Agronomist, Phillip Gray (AGnVET), has observed blue oat mites (Penthaleus spp.) attacking a wheat crop near Trundle, in the Central West Slopes and Plains district of New South Wales. The mites have caused some damage to plants, with the leaves showing signs of silvering and white discolouration. Phillip reports that the mite numbers and level of damage have decreased considerably over the last two weeks. Agronomist, Warwick Nightingale (Delta Agribusiness), also reports high numbers of blue oat mites attacking a wheat crop near Jerilderie, in the Riverina district of New South Wales.

Contract Services Manager, Stuart McColl (BCG), has reported high numbers of redlegged earth mites (Halotydues destructor) attacking canola south of Rapunyup, in the Wimmera district of Victoria. The mites are moving into the canola from neighbouring pasture, which is heavily infested with mites. Redlegged earth mites have also been found in a wheat crop about 20 km east of Rapunyup. Stuart says the number of mites was relatively low and there was no significant feeding damage observed.

In most cases, blue oat mites and redlegged earth mites will not cause economic damage to field crops at this time of the season as plants will generally be able to outgrow the feeding damage. However, there is no guarantee and it is recommended that growers continue to monitor crops, particularly younger crops and those under stress. Earth mite feeding in spring can significantly reduce pasture productivity.
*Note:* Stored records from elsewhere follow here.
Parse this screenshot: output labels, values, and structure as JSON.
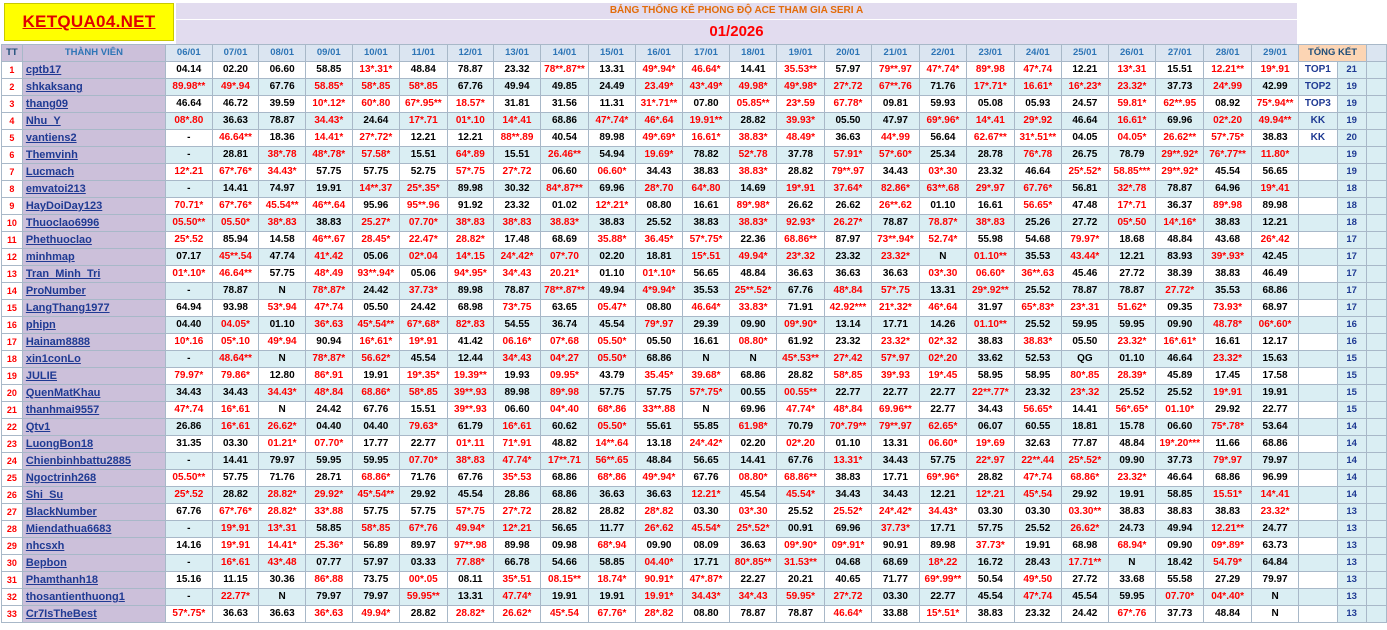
{
  "site_logo": "KETQUA04.NET",
  "board_title": "BẢNG THỐNG KÊ PHONG ĐỘ ACE THAM GIA SERI A",
  "month": "01/2026",
  "headers": {
    "tt": "TT",
    "member": "THÀNH VIÊN",
    "dates": [
      "06/01",
      "07/01",
      "08/01",
      "09/01",
      "10/01",
      "11/01",
      "12/01",
      "13/01",
      "14/01",
      "15/01",
      "16/01",
      "17/01",
      "18/01",
      "19/01",
      "20/01",
      "21/01",
      "22/01",
      "23/01",
      "24/01",
      "25/01",
      "26/01",
      "27/01",
      "28/01",
      "29/01"
    ],
    "summary": "TỔNG KẾT"
  },
  "colors": {
    "logo_bg": "#ffff00",
    "logo_text": "#e00000",
    "title_text": "#e36c0a",
    "month_text": "#ff0000",
    "name_bg": "#ccc0da",
    "row_alt_bg": "#daeef3",
    "value_black": "#000000",
    "value_red": "#ff0000",
    "header_text": "#2e75b6"
  },
  "rows": [
    {
      "tt": "1",
      "name": "cptb17",
      "values": [
        "04.14",
        "02.20",
        "06.60",
        "58.85",
        "13*.31*",
        "48.84",
        "78.87",
        "23.32",
        "78**.87**",
        "13.31",
        "49*.94*",
        "46.64*",
        "14.41",
        "35.53**",
        "57.97",
        "79**.97",
        "47*.74*",
        "89*.98",
        "47*.74",
        "12.21",
        "13*.31",
        "15.51",
        "12.21**",
        "19*.91"
      ],
      "rank": "TOP1",
      "total": "21"
    },
    {
      "tt": "2",
      "name": "shkaksang",
      "values": [
        "89.98**",
        "49*.94",
        "67.76",
        "58.85*",
        "58*.85",
        "58*.85",
        "67.76",
        "49.94",
        "49.85",
        "24.49",
        "23.49*",
        "43*.49*",
        "49.98*",
        "49*.98*",
        "27*.72",
        "67**.76",
        "71.76",
        "17*.71*",
        "16.61*",
        "16*.23*",
        "23.32*",
        "37.73",
        "24*.99",
        "42.99"
      ],
      "rank": "TOP2",
      "total": "19"
    },
    {
      "tt": "3",
      "name": "thang09",
      "values": [
        "46.64",
        "46.72",
        "39.59",
        "10*.12*",
        "60*.80",
        "67*.95**",
        "18.57*",
        "31.81",
        "31.56",
        "11.31",
        "31*.71**",
        "07.80",
        "05.85**",
        "23*.59",
        "67.78*",
        "09.81",
        "59.93",
        "05.08",
        "05.93",
        "24.57",
        "59.81*",
        "62**.95",
        "08.92",
        "75*.94**"
      ],
      "rank": "TOP3",
      "total": "19"
    },
    {
      "tt": "4",
      "name": "Nhu_Y",
      "values": [
        "08*.80",
        "36.63",
        "78.87",
        "34.43*",
        "24.64",
        "17*.71",
        "01*.10",
        "14*.41",
        "68.86",
        "47*.74*",
        "46*.64",
        "19.91**",
        "28.82",
        "39.93*",
        "05.50",
        "47.97",
        "69*.96*",
        "14*.41",
        "29*.92",
        "46.64",
        "16.61*",
        "69.96",
        "02*.20",
        "49.94**"
      ],
      "rank": "KK",
      "total": "19"
    },
    {
      "tt": "5",
      "name": "vantiens2",
      "values": [
        "-",
        "46.64**",
        "18.36",
        "14.41*",
        "27*.72*",
        "12.21",
        "12.21",
        "88**.89",
        "40.54",
        "89.98",
        "49*.69*",
        "16.61*",
        "38.83*",
        "48.49*",
        "36.63",
        "44*.99",
        "56.64",
        "62.67**",
        "31*.51**",
        "04.05",
        "04.05*",
        "26.62**",
        "57*.75*",
        "38.83"
      ],
      "rank": "KK",
      "total": "20"
    },
    {
      "tt": "6",
      "name": "Themvinh",
      "values": [
        "-",
        "28.81",
        "38*.78",
        "48*.78*",
        "57.58*",
        "15.51",
        "64*.89",
        "15.51",
        "26.46**",
        "54.94",
        "19.69*",
        "78.82",
        "52*.78",
        "37.78",
        "57.91*",
        "57*.60*",
        "25.34",
        "28.78",
        "76*.78",
        "26.75",
        "78.79",
        "29**.92*",
        "76*.77**",
        "11.80*"
      ],
      "rank": "",
      "total": "19"
    },
    {
      "tt": "7",
      "name": "Lucmach",
      "values": [
        "12*.21",
        "67*.76*",
        "34.43*",
        "57.75",
        "57.75",
        "52.75",
        "57*.75",
        "27*.72",
        "06.60",
        "06.60*",
        "34.43",
        "38.83",
        "38.83*",
        "28.82",
        "79**.97",
        "34.43",
        "03*.30",
        "23.32",
        "46.64",
        "25*.52*",
        "58.85***",
        "29**.92*",
        "45.54",
        "56.65"
      ],
      "rank": "",
      "total": "19"
    },
    {
      "tt": "8",
      "name": "emvatoi213",
      "values": [
        "-",
        "14.41",
        "74.97",
        "19.91",
        "14**.37",
        "25*.35*",
        "89.98",
        "30.32",
        "84*.87**",
        "69.96",
        "28*.70",
        "64*.80",
        "14.69",
        "19*.91",
        "37.64*",
        "82.86*",
        "63**.68",
        "29*.97",
        "67.76*",
        "56.81",
        "32*.78",
        "78.87",
        "64.96",
        "19*.41"
      ],
      "rank": "",
      "total": "18"
    },
    {
      "tt": "9",
      "name": "HayDoiDay123",
      "values": [
        "70.71*",
        "67*.76*",
        "45.54**",
        "46**.64",
        "95.96",
        "95**.96",
        "91.92",
        "23.32",
        "01.02",
        "12*.21*",
        "08.80",
        "16.61",
        "89*.98*",
        "26.62",
        "26.62",
        "26**.62",
        "01.10",
        "16.61",
        "56.65*",
        "47.48",
        "17*.71",
        "36.37",
        "89*.98",
        "89.98"
      ],
      "rank": "",
      "total": "18"
    },
    {
      "tt": "10",
      "name": "Thuoclao6996",
      "values": [
        "05.50**",
        "05.50*",
        "38*.83",
        "38.83",
        "25.27*",
        "07.70*",
        "38*.83",
        "38*.83",
        "38.83*",
        "38.83",
        "25.52",
        "38.83",
        "38.83*",
        "92.93*",
        "26.27*",
        "78.87",
        "78.87*",
        "38*.83",
        "25.26",
        "27.72",
        "05*.50",
        "14*.16*",
        "38.83",
        "12.21"
      ],
      "rank": "",
      "total": "18"
    },
    {
      "tt": "11",
      "name": "Phethuoclao",
      "values": [
        "25*.52",
        "85.94",
        "14.58",
        "46**.67",
        "28.45*",
        "22.47*",
        "28.82*",
        "17.48",
        "68.69",
        "35.88*",
        "36.45*",
        "57*.75*",
        "22.36",
        "68.86**",
        "87.97",
        "73**.94*",
        "52.74*",
        "55.98",
        "54.68",
        "79.97*",
        "18.68",
        "48.84",
        "43.68",
        "26*.42"
      ],
      "rank": "",
      "total": "17"
    },
    {
      "tt": "12",
      "name": "minhmap",
      "values": [
        "07.17",
        "45**.54",
        "47.74",
        "41*.42",
        "05.06",
        "02*.04",
        "14*.15",
        "24*.42*",
        "07*.70",
        "02.20",
        "18.81",
        "15*.51",
        "49.94*",
        "23*.32",
        "23.32",
        "23.32*",
        "N",
        "01.10**",
        "35.53",
        "43.44*",
        "12.21",
        "83.93",
        "39*.93*",
        "42.45"
      ],
      "rank": "",
      "total": "17"
    },
    {
      "tt": "13",
      "name": "Tran_Minh_Tri",
      "values": [
        "01*.10*",
        "46.64**",
        "57.75",
        "48*.49",
        "93**.94*",
        "05.06",
        "94*.95*",
        "34*.43",
        "20.21*",
        "01.10",
        "01*.10*",
        "56.65",
        "48.84",
        "36.63",
        "36.63",
        "36.63",
        "03*.30",
        "06.60*",
        "36**.63",
        "45.46",
        "27.72",
        "38.39",
        "38.83",
        "46.49"
      ],
      "rank": "",
      "total": "17"
    },
    {
      "tt": "14",
      "name": "ProNumber",
      "values": [
        "-",
        "78.87",
        "N",
        "78*.87*",
        "24.42",
        "37.73*",
        "89.98",
        "78.87",
        "78**.87**",
        "49.94",
        "4*9.94*",
        "35.53",
        "25**.52*",
        "67.76",
        "48*.84",
        "57*.75",
        "13.31",
        "29*.92**",
        "25.52",
        "78.87",
        "78.87",
        "27.72*",
        "35.53",
        "68.86"
      ],
      "rank": "",
      "total": "17"
    },
    {
      "tt": "15",
      "name": "LangThang1977",
      "values": [
        "64.94",
        "93.98",
        "53*.94",
        "47*.74",
        "05.50",
        "24.42",
        "68.98",
        "73*.75",
        "63.65",
        "05.47*",
        "08.80",
        "46.64*",
        "33.83*",
        "71.91",
        "42.92***",
        "21*.32*",
        "46*.64",
        "31.97",
        "65*.83*",
        "23*.31",
        "51.62*",
        "09.35",
        "73.93*",
        "68.97"
      ],
      "rank": "",
      "total": "17"
    },
    {
      "tt": "16",
      "name": "phipn",
      "values": [
        "04.40",
        "04.05*",
        "01.10",
        "36*.63",
        "45*.54**",
        "67*.68*",
        "82*.83",
        "54.55",
        "36.74",
        "45.54",
        "79*.97",
        "29.39",
        "09.90",
        "09*.90*",
        "13.14",
        "17.71",
        "14.26",
        "01.10**",
        "25.52",
        "59.95",
        "59.95",
        "09.90",
        "48.78*",
        "06*.60*"
      ],
      "rank": "",
      "total": "16"
    },
    {
      "tt": "17",
      "name": "Hainam8888",
      "values": [
        "10*.16",
        "05*.10",
        "49*.94",
        "90.94",
        "16*.61*",
        "19*.91",
        "41.42",
        "06.16*",
        "07*.68",
        "05.50*",
        "05.50",
        "16.61",
        "08.80*",
        "61.92",
        "23.32",
        "23.32*",
        "02*.32",
        "38.83",
        "38.83*",
        "05.50",
        "23.32*",
        "16*.61*",
        "16.61",
        "12.17"
      ],
      "rank": "",
      "total": "16"
    },
    {
      "tt": "18",
      "name": "xin1conLo",
      "values": [
        "-",
        "48.64**",
        "N",
        "78*.87*",
        "56.62*",
        "45.54",
        "12.44",
        "34*.43",
        "04*.27",
        "05.50*",
        "68.86",
        "N",
        "N",
        "45*.53**",
        "27*.42",
        "57*.97",
        "02*.20",
        "33.62",
        "52.53",
        "QG",
        "01.10",
        "46.64",
        "23.32*",
        "15.63"
      ],
      "rank": "",
      "total": "15"
    },
    {
      "tt": "19",
      "name": "JULIE",
      "values": [
        "79.97*",
        "79.86*",
        "12.80",
        "86*.91",
        "19.91",
        "19*.35*",
        "19.39**",
        "19.93",
        "09.95*",
        "43.79",
        "35.45*",
        "39.68*",
        "68.86",
        "28.82",
        "58*.85",
        "39*.93",
        "19*.45",
        "58.95",
        "58.95",
        "80*.85",
        "28.39*",
        "45.89",
        "17.45",
        "17.58"
      ],
      "rank": "",
      "total": "15"
    },
    {
      "tt": "20",
      "name": "QuenMatKhau",
      "values": [
        "34.43",
        "34.43",
        "34.43*",
        "48*.84",
        "68.86*",
        "58*.85",
        "39**.93",
        "89.98",
        "89*.98",
        "57.75",
        "57.75",
        "57*.75*",
        "00.55",
        "00.55**",
        "22.77",
        "22.77",
        "22.77",
        "22**.77*",
        "23.32",
        "23*.32",
        "25.52",
        "25.52",
        "19*.91",
        "19.91"
      ],
      "rank": "",
      "total": "15"
    },
    {
      "tt": "21",
      "name": "thanhmai9557",
      "values": [
        "47*.74",
        "16*.61",
        "N",
        "24.42",
        "67.76",
        "15.51",
        "39**.93",
        "06.60",
        "04*.40",
        "68*.86",
        "33**.88",
        "N",
        "69.96",
        "47.74*",
        "48*.84",
        "69.96**",
        "22.77",
        "34.43",
        "56.65*",
        "14.41",
        "56*.65*",
        "01.10*",
        "29.92",
        "22.77"
      ],
      "rank": "",
      "total": "15"
    },
    {
      "tt": "22",
      "name": "Qtv1",
      "values": [
        "26.86",
        "16*.61",
        "26.62*",
        "04.40",
        "04.40",
        "79.63*",
        "61.79",
        "16*.61",
        "60.62",
        "05.50*",
        "55.61",
        "55.85",
        "61.98*",
        "70.79",
        "70*.79**",
        "79**.97",
        "62.65*",
        "06.07",
        "60.55",
        "18.81",
        "15.78",
        "06.60",
        "75*.78*",
        "53.64"
      ],
      "rank": "",
      "total": "14"
    },
    {
      "tt": "23",
      "name": "LuongBon18",
      "values": [
        "31.35",
        "03.30",
        "01.21*",
        "07.70*",
        "17.77",
        "22.77",
        "01*.11",
        "71*.91",
        "48.82",
        "14**.64",
        "13.18",
        "24*.42*",
        "02.20",
        "02*.20",
        "01.10",
        "13.31",
        "06.60*",
        "19*.69",
        "32.63",
        "77.87",
        "48.84",
        "19*.20***",
        "11.66",
        "68.86"
      ],
      "rank": "",
      "total": "14"
    },
    {
      "tt": "24",
      "name": "Chienbinhbattu2885",
      "values": [
        "-",
        "14.41",
        "79.97",
        "59.95",
        "59.95",
        "07.70*",
        "38*.83",
        "47.74*",
        "17**.71",
        "56**.65",
        "48.84",
        "56.65",
        "14.41",
        "67.76",
        "13.31*",
        "34.43",
        "57.75",
        "22*.97",
        "22**.44",
        "25*.52*",
        "09.90",
        "37.73",
        "79*.97",
        "79.97"
      ],
      "rank": "",
      "total": "14"
    },
    {
      "tt": "25",
      "name": "Ngoctrinh268",
      "values": [
        "05.50**",
        "57.75",
        "71.76",
        "28.71",
        "68.86*",
        "71.76",
        "67.76",
        "35*.53",
        "68.86",
        "68*.86",
        "49*.94*",
        "67.76",
        "08.80*",
        "68.86**",
        "38.83",
        "17.71",
        "69*.96*",
        "28.82",
        "47*.74",
        "68.86*",
        "23.32*",
        "46.64",
        "68.86",
        "96.99"
      ],
      "rank": "",
      "total": "14"
    },
    {
      "tt": "26",
      "name": "Shi_Su",
      "values": [
        "25*.52",
        "28.82",
        "28.82*",
        "29.92*",
        "45*.54**",
        "29.92",
        "45.54",
        "28.86",
        "68.86",
        "36.63",
        "36.63",
        "12.21*",
        "45.54",
        "45.54*",
        "34.43",
        "34.43",
        "12.21",
        "12*.21",
        "45*.54",
        "29.92",
        "19.91",
        "58.85",
        "15.51*",
        "14*.41"
      ],
      "rank": "",
      "total": "14"
    },
    {
      "tt": "27",
      "name": "BlackNumber",
      "values": [
        "67.76",
        "67*.76*",
        "28.82*",
        "33*.88",
        "57.75",
        "57.75",
        "57*.75",
        "27*.72",
        "28.82",
        "28.82",
        "28*.82",
        "03.30",
        "03*.30",
        "25.52",
        "25.52*",
        "24*.42*",
        "34.43*",
        "03.30",
        "03.30",
        "03.30**",
        "38.83",
        "38.83",
        "38.83",
        "23.32*"
      ],
      "rank": "",
      "total": "13"
    },
    {
      "tt": "28",
      "name": "Miendathua6683",
      "values": [
        "-",
        "19*.91",
        "13*.31",
        "58.85",
        "58*.85",
        "67*.76",
        "49.94*",
        "12*.21",
        "56.65",
        "11.77",
        "26*.62",
        "45.54*",
        "25*.52*",
        "00.91",
        "69.96",
        "37.73*",
        "17.71",
        "57.75",
        "25.52",
        "26.62*",
        "24.73",
        "49.94",
        "12.21**",
        "24.77"
      ],
      "rank": "",
      "total": "13"
    },
    {
      "tt": "29",
      "name": "nhcsxh",
      "values": [
        "14.16",
        "19*.91",
        "14.41*",
        "25.36*",
        "56.89",
        "89.97",
        "97**.98",
        "89.98",
        "09.98",
        "68*.94",
        "09.90",
        "08.09",
        "36.63",
        "09*.90*",
        "09*.91*",
        "90.91",
        "89.98",
        "37.73*",
        "19.91",
        "68.98",
        "68.94*",
        "09.90",
        "09*.89*",
        "63.73"
      ],
      "rank": "",
      "total": "13"
    },
    {
      "tt": "30",
      "name": "Bepbon",
      "values": [
        "-",
        "16*.61",
        "43*.48",
        "07.77",
        "57.97",
        "03.33",
        "77.88*",
        "66.78",
        "54.66",
        "58.85",
        "04.40*",
        "17.71",
        "80*.85**",
        "31.53**",
        "04.68",
        "68.69",
        "18*.22",
        "16.72",
        "28.43",
        "17.71**",
        "N",
        "18.42",
        "54.79*",
        "64.84"
      ],
      "rank": "",
      "total": "13"
    },
    {
      "tt": "31",
      "name": "Phamthanh18",
      "values": [
        "15.16",
        "11.15",
        "30.36",
        "86*.88",
        "73.75",
        "00*.05",
        "08.11",
        "35*.51",
        "08.15**",
        "18.74*",
        "90.91*",
        "47*.87*",
        "22.27",
        "20.21",
        "40.65",
        "71.77",
        "69*.99**",
        "50.54",
        "49*.50",
        "27.72",
        "33.68",
        "55.58",
        "27.29",
        "79.97"
      ],
      "rank": "",
      "total": "13"
    },
    {
      "tt": "32",
      "name": "thosantienthuong1",
      "values": [
        "-",
        "22.77*",
        "N",
        "79.97",
        "79.97",
        "59.95**",
        "13.31",
        "47.74*",
        "19.91",
        "19.91",
        "19.91*",
        "34.43*",
        "34*.43",
        "59.95*",
        "27*.72",
        "03.30",
        "22.77",
        "45.54",
        "47*.74",
        "45.54",
        "59.95",
        "07.70*",
        "04*.40*",
        "N"
      ],
      "rank": "",
      "total": "13"
    },
    {
      "tt": "33",
      "name": "Cr7IsTheBest",
      "values": [
        "57*.75*",
        "36.63",
        "36.63",
        "36*.63",
        "49.94*",
        "28.82",
        "28.82*",
        "26.62*",
        "45*.54",
        "67.76*",
        "28*.82",
        "08.80",
        "78.87",
        "78.87",
        "46.64*",
        "33.88",
        "15*.51*",
        "38.83",
        "23.32",
        "24.42",
        "67*.76",
        "37.73",
        "48.84",
        "N"
      ],
      "rank": "",
      "total": "13"
    }
  ]
}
A reminder that Timerite® is available during a short window of the season. Timerite® has been shown to significantly reduce mite numbers in spring, leaving few individuals to carry-over to the following autumn. The optimum ‘spring-spray’ dates for redlegged earth mites in eastern Australia are mostly between mid-September and mid-October, and are freely available from the Timerite® website. However, for some regions this window has passed and chemical sprays applied over the next few weeks will be largely ineffective in reducing population sizes next year.

Within pastures, the level of grazing by livestock and quantity of pasture feed on offer (FOO) will impact the size of redlegged earth mite populations. Heavy grazing in spring can help to reduce mite numbers the following autumn. Trials in Western Australian have shown that pastures grazed to 1.4t/ha FOO during spring will result in low levels of mites, and that spraying pastures in spring will have little benefit.